Why I’m happy being bored while I’m working

“Why don’t you go outside and entertain yourself?”

My mother had phrased it as a question but we both knew she wasn’t asking. She was telling, with all the finality of a judge banging down a gavel, and appeal was futile.

It was so unfair. Didn’t she understand how bored I was already? Couldn’t she see that sending me outside was just going to make it infinitely worse?

As I trudged away I felt like a convict sent to solitary confinement: banished from life, suspended in a timeless void that nonetheless wasted my time, until I was allowed to return to the world and the clock started ticking again.

In past centuries we sentenced wrongdoers to pain. We chopped off hands and flogged backs. But Enlightenment thinkers understood that there was a punishment less cruel but no less awful: lost time. Today, instead of being stretched on the rack, criminals have time taken from them.

Perhaps growing secularism has helped make us more acutely aware of the value of time. More and more people are deciding that this is they only life we have, and when you see life as finite, time becomes even more priceless and wasting it becomes a sin of cosmic proportions.

No wonder, then, that we’re constantly warned against slacking off. Every gadget, advertisement and team-building meeting preaches the same gospel: thou shalt not waste time! Time-saving apps and schedules flutter in our wake as we rush to work where bosses remind us that time is money. When we go home we plan our free time. People barely out of their teens are required to have bucket lists of things they want to do before they die. All in all, we spend an astonishing amount of time worrying that we don’t have enough time.

But in this stampede towards efficiency, we might be missing an important truth, namely, that time-wasting – and more specifically, the boredom that slowly grows over it like moss – might be an essential ingredient of creativity.

A growing body of research is suggesting that boredom isn’t the pointless limbo we resented as children. Rather, it might be a deep psychological and emotional nudge that gets us to go and find something new to do or think or feel.

According to University of Southampton psychologist, Dr Wijnand van Tilburg, boredom reminds us “that there are more important matters to attend to than those at hand”. What those “more important matters” are will depend on your creative style, but in general they will be diffuse ghosts of ideas, percolating somewhere in your unconscious mind, ready to take the shape of new ideas, schemes, dreams…

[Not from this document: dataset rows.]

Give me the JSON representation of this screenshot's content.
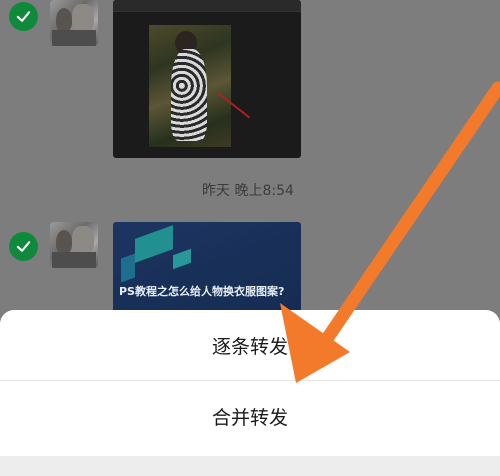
{
  "chat": {
    "timestamp": "昨天 晚上8:54",
    "article_title": "PS教程之怎么给人物换衣服图案?"
  },
  "sheet": {
    "forward_one_by_one": "逐条转发",
    "merge_forward": "合并转发"
  },
  "icons": {
    "check": "check-icon",
    "annotation": "arrow-icon"
  },
  "colors": {
    "check_green": "#0f8a3c",
    "annotation_arrow": "#f37a2a"
  }
}
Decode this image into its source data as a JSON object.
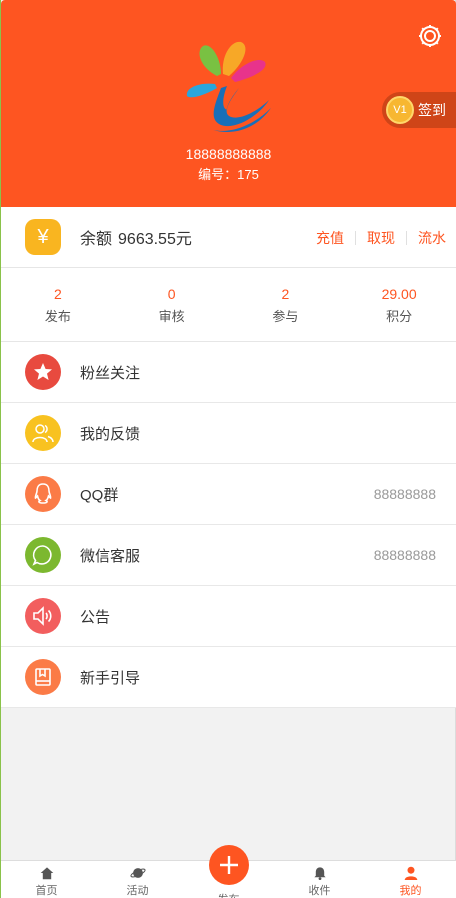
{
  "header": {
    "phone": "18888888888",
    "member_no": "编号：175",
    "checkin": {
      "level": "V1",
      "label": "签到"
    }
  },
  "balance": {
    "label": "余额",
    "amount": "9663.55元",
    "links": [
      "充值",
      "取现",
      "流水"
    ]
  },
  "stats": [
    {
      "value": "2",
      "label": "发布"
    },
    {
      "value": "0",
      "label": "审核"
    },
    {
      "value": "2",
      "label": "参与"
    },
    {
      "value": "29.00",
      "label": "积分"
    }
  ],
  "menu": [
    {
      "label": "粉丝关注",
      "value": "",
      "icon": "star-icon",
      "color": "#e84a3f"
    },
    {
      "label": "我的反馈",
      "value": "",
      "icon": "users-icon",
      "color": "#f8c220"
    },
    {
      "label": "QQ群",
      "value": "88888888",
      "icon": "qq-icon",
      "color": "#fb7b47"
    },
    {
      "label": "微信客服",
      "value": "88888888",
      "icon": "wechat-icon",
      "color": "#7cb82f"
    },
    {
      "label": "公告",
      "value": "",
      "icon": "speaker-icon",
      "color": "#f25e5e"
    },
    {
      "label": "新手引导",
      "value": "",
      "icon": "book-icon",
      "color": "#fb7b47"
    }
  ],
  "nav": [
    {
      "label": "首页",
      "icon": "home-icon"
    },
    {
      "label": "活动",
      "icon": "planet-icon"
    },
    {
      "label": "发布",
      "icon": "plus-icon"
    },
    {
      "label": "收件",
      "icon": "bell-icon"
    },
    {
      "label": "我的",
      "icon": "user-icon"
    }
  ],
  "colors": {
    "brand": "#fe5521",
    "background": "#f2f2f2"
  }
}
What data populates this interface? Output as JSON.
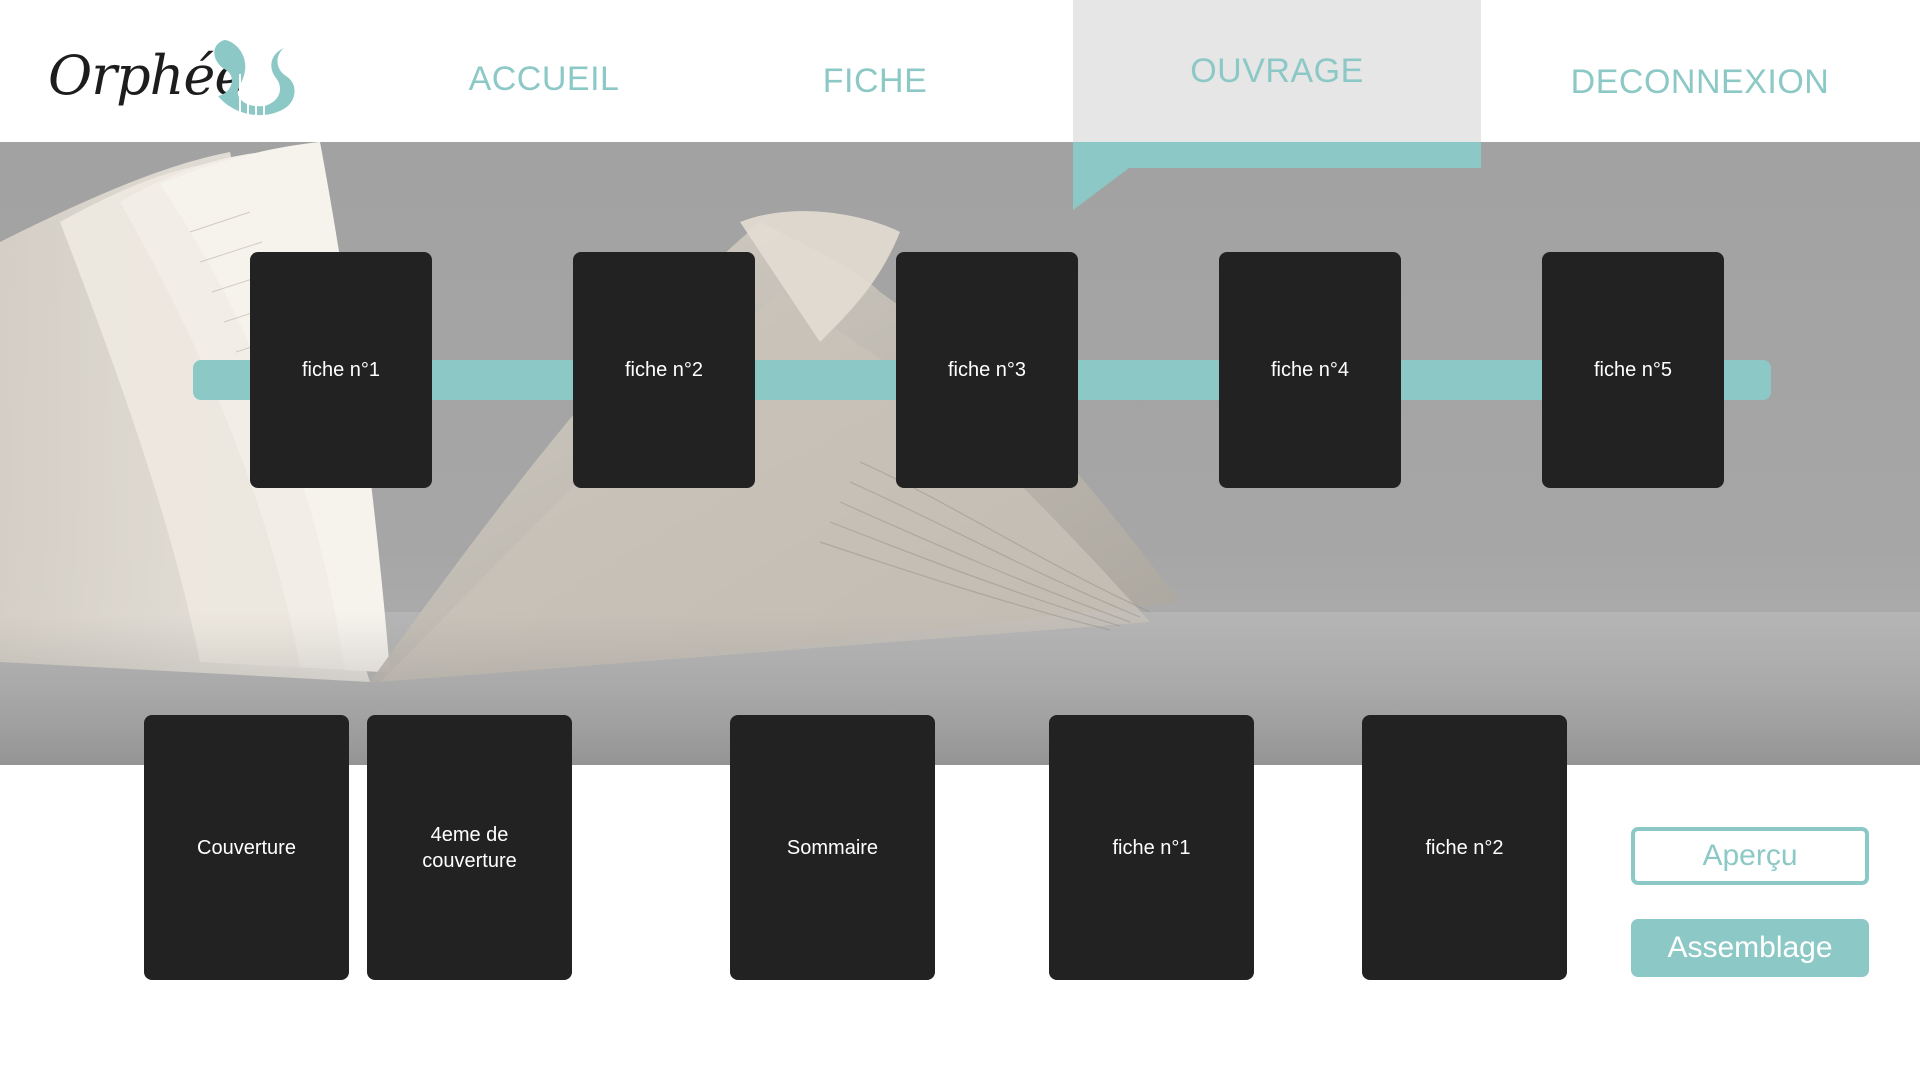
{
  "app": {
    "logo_text": "Orphée"
  },
  "nav": {
    "items": [
      {
        "label": "ACCUEIL",
        "active": false
      },
      {
        "label": "FICHE",
        "active": false
      },
      {
        "label": "OUVRAGE",
        "active": true
      },
      {
        "label": "DECONNEXION",
        "active": false
      }
    ]
  },
  "timeline": {
    "cards": [
      "fiche n°1",
      "fiche n°2",
      "fiche n°3",
      "fiche n°4",
      "fiche n°5"
    ]
  },
  "assembly": {
    "cards": [
      "Couverture",
      "4eme de couverture",
      "Sommaire",
      "fiche n°1",
      "fiche n°2"
    ]
  },
  "actions": {
    "apercu_label": "Aperçu",
    "assemblage_label": "Assemblage"
  },
  "colors": {
    "accent": "#8cc9c6",
    "card": "#222222",
    "nav_active_bg": "#e6e6e6"
  },
  "icons": {
    "logo": "lyre-icon"
  }
}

If the scientists are right, then proper boredom – a twilight space somewhere between now and later – might be an asset rather than something to be avoided: a kind of psychological alchemy in which lethargy is transformed into creative passion.

Of course, we don’t really need the scientists to tell us this. I think we’ve known it all along.

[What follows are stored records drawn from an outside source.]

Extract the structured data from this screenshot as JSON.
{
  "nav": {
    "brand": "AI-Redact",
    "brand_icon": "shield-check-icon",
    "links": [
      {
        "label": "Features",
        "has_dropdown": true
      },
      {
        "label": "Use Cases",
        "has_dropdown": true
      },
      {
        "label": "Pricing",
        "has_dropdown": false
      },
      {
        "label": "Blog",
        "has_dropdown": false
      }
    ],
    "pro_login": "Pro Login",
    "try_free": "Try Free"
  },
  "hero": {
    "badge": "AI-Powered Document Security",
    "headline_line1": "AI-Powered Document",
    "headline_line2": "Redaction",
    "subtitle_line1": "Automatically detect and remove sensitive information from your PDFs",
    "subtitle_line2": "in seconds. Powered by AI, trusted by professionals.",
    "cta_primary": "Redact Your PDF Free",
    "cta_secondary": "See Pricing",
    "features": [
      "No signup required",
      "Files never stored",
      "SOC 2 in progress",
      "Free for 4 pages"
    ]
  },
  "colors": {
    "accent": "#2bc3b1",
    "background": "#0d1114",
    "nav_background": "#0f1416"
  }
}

I feel it every time the following scene plays out. You probably know it well, too. Perhaps I’ll be sitting gazing out of a window, seeing and not seeing the imperfections in the glass, the trees outside, the sky. Perhaps it will be a late-afternoon doodle on a shopping list, drawing intricate squiggles around the word “milk”. I’m barely aware that someone is approaching, but I look up when they ask, “What are you doing?”

“Nothing,” I answer. It’s the acceptable answer, but I’ll know it’s not true. I’ll know that because their question feels like an interruption. Somewhere in there I was incubating something. I was holding space open in which ideas, sensations and emotions could slide across each other like pieces of a three-dimensional puzzle. And I had been waiting, watching, to see if they clicked into place.

Yes, despite our childhood protests, we’ve known the value of boredom since we were little. Still, it’s nice to have the PhDs on our side now. So next time you’re at work, entirely focused in an entirely unfocused way on folding a Post-it into the shape of Batman’s head, and your inner Puritan cracks the whip, tell it to go away. You’re not wasting time. In fact, you’re hard at work on your next project. You just don’t know what it is yet.